Beschneidung: der Auftritt des Rabbiners
Berlin. Ebenso gütig wie unnachgiebig hat sich der israelische Oberrabbiner Yona Metzger gestern in Berlin gezeigt: Die Beschneidung gehöre zum Kernbestand des Judentums, und zwar in ihrer traditionellen Form. Für die Hauptstadtjournalisten war es ein eher ungewohnter Anblick in der Bundespressekonferenz
Berlin. Ebenso gütig wie unnachgiebig hat sich der israelische Oberrabbiner Yona Metzger gestern in Berlin gezeigt: Die Beschneidung gehöre zum Kernbestand des Judentums, und zwar in ihrer traditionellen Form. Für die Hauptstadtjournalisten war es ein eher ungewohnter Anblick in der Bundespressekonferenz. Wo sich üblicherweise Politiker oder Verbandsvertreter einfinden, saß nun der jüdische Religionsgelehrte in traditionellem Gehrock, breitkrempigem Hut und mit langem Bart. Er sei nicht als Politiker oder Jurist gekommen, meinte Metzger, sondern nur, um die Position der jüdischen Religion darzulegen, "damit Sie diese aus erster Quelle erfahren können".Dabei treibt den Oberrabbiner die Sorge um, dass das Urteil des Kölner Landesgerichts für die Rechtsprechung nicht nur in Deutschland richtungsweisend werden, sondern auch für andere europäische Länder wie die Schweiz, Österreich oder Dänemark Vorbildfunktion entwickeln könnte. Die Kölner Richter hatten die Beschneidung als Körperverletzung gewertet.
Bemerkenswert war Metzgers verbindlicher Ton. Die Konferenz Europäischer Rabbiner hatte noch vor wenigen Wochen die Forderung nach einem Beschneidungsverbot als antisemitisch gegeißelt. Der Oberrabbiner betonte nun, dass er bei den Gegnern der Beschneidung "keinen Antisemitismus" sehe. Aus seiner Sicht geht es ihnen um eine "Ideologie der körperlichen Unversehrtheit", die mit der Religionsfreiheit abzuwägen sei. Es gelte, einen "Kompromiss" zu finden.

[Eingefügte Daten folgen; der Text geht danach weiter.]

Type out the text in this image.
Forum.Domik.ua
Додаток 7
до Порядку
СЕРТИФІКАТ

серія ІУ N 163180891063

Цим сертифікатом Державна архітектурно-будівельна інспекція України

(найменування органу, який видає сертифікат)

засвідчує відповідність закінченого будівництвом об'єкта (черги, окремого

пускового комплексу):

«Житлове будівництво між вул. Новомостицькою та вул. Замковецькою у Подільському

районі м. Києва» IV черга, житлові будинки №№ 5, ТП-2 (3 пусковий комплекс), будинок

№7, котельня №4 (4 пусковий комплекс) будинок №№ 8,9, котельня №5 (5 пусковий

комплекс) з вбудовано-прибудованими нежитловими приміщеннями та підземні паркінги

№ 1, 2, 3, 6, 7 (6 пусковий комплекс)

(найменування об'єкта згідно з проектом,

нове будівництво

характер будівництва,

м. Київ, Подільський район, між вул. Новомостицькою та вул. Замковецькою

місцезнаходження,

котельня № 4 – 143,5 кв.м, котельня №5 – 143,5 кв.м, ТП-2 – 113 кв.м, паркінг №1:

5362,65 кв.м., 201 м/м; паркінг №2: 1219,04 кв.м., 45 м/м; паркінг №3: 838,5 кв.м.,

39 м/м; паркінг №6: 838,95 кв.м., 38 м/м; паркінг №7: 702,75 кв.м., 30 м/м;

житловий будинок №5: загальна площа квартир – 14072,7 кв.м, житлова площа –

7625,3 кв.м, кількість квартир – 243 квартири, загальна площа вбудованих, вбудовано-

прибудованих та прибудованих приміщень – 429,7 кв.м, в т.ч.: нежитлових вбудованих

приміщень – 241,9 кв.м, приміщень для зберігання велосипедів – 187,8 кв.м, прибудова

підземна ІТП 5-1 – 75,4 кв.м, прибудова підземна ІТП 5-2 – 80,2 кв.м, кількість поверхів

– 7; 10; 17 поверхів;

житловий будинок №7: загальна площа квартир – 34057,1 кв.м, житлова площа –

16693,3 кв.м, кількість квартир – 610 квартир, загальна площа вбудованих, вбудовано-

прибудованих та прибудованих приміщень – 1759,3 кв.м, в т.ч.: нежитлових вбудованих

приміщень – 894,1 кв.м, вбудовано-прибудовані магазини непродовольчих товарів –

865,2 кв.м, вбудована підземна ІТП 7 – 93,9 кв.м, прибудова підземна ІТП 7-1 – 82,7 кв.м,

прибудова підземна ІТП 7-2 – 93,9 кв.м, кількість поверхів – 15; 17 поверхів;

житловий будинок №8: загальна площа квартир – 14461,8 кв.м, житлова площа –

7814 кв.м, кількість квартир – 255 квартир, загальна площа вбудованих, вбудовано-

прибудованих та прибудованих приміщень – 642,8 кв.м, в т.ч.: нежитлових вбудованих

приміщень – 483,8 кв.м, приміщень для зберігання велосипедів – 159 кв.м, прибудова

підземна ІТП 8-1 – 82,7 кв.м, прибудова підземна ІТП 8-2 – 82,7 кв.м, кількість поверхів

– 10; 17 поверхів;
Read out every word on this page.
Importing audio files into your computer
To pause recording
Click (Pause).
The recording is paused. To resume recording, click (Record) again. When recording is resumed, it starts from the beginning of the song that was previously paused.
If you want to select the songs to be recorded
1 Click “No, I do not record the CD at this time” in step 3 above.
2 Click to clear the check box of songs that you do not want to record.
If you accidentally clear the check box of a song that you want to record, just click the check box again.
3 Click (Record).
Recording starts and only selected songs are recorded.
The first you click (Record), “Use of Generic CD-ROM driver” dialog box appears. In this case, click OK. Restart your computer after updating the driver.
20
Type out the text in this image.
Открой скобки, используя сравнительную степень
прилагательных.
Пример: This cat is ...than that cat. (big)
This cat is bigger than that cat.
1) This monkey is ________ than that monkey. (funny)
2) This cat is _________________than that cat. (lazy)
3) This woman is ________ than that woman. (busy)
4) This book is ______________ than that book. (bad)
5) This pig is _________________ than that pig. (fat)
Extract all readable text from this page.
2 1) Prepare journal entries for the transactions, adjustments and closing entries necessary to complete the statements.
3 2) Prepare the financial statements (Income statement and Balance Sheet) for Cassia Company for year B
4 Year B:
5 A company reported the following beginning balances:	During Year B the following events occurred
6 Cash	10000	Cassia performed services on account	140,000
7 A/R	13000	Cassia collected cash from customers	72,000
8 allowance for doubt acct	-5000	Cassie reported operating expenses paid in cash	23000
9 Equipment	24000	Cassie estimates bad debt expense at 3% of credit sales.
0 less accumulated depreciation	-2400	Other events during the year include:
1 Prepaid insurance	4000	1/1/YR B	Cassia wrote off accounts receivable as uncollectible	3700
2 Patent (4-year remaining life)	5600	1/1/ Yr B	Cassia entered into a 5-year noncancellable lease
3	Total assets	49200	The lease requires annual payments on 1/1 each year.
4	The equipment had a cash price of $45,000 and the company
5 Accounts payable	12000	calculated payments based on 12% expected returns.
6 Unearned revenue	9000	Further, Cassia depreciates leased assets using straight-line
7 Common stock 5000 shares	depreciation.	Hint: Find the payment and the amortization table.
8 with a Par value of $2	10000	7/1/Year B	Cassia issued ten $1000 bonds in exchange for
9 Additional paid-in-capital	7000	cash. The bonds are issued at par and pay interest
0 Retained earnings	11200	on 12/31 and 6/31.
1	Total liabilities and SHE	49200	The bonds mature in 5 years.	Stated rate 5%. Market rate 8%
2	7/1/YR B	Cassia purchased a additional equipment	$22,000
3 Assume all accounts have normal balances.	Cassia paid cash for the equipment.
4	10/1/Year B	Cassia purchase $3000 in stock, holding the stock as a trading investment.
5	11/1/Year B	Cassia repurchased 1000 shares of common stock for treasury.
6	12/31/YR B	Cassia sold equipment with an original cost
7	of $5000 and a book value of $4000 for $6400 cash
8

Allerdings ließen Metzgers Ausführungen wenig Raum für einen Kompromiss im politischen Sinn. Er bekräftigte den Geltungsanspruch der Beschneidung als eines der 613 jüdischen Gesetze. Der Ritus besiegle seit 4000 Jahren die Zugehörigkeit zum jüdischen Volk. Und nach dem Gesetz muss jeder Junge am achten Tag nach der Geburt von einem Mohel beschnitten werden - also nicht erst im religionsmündigen Alter von 14 Jahren. Die Beschneidung solle nach den Regeln der Medizin vollzogen werden. Deshalb plädierte Metzger dafür, dass der Mohel wie in Israel einen medizinischen Grundkurs erhalten und zertifiziert werden solle. In einem entscheidenden Punkt zeigte er sich allerdings unnachgiebig: Selbst eine lokale künstliche Betäubung könne es nicht geben. "Das Religionsgesetz fordert, dass es auf natürlichem Weg vor sich geht und nicht künstlich." Deshalb lehnt Metzger es auch ab, die Beschneidung allein Ärzten vorzubehalten.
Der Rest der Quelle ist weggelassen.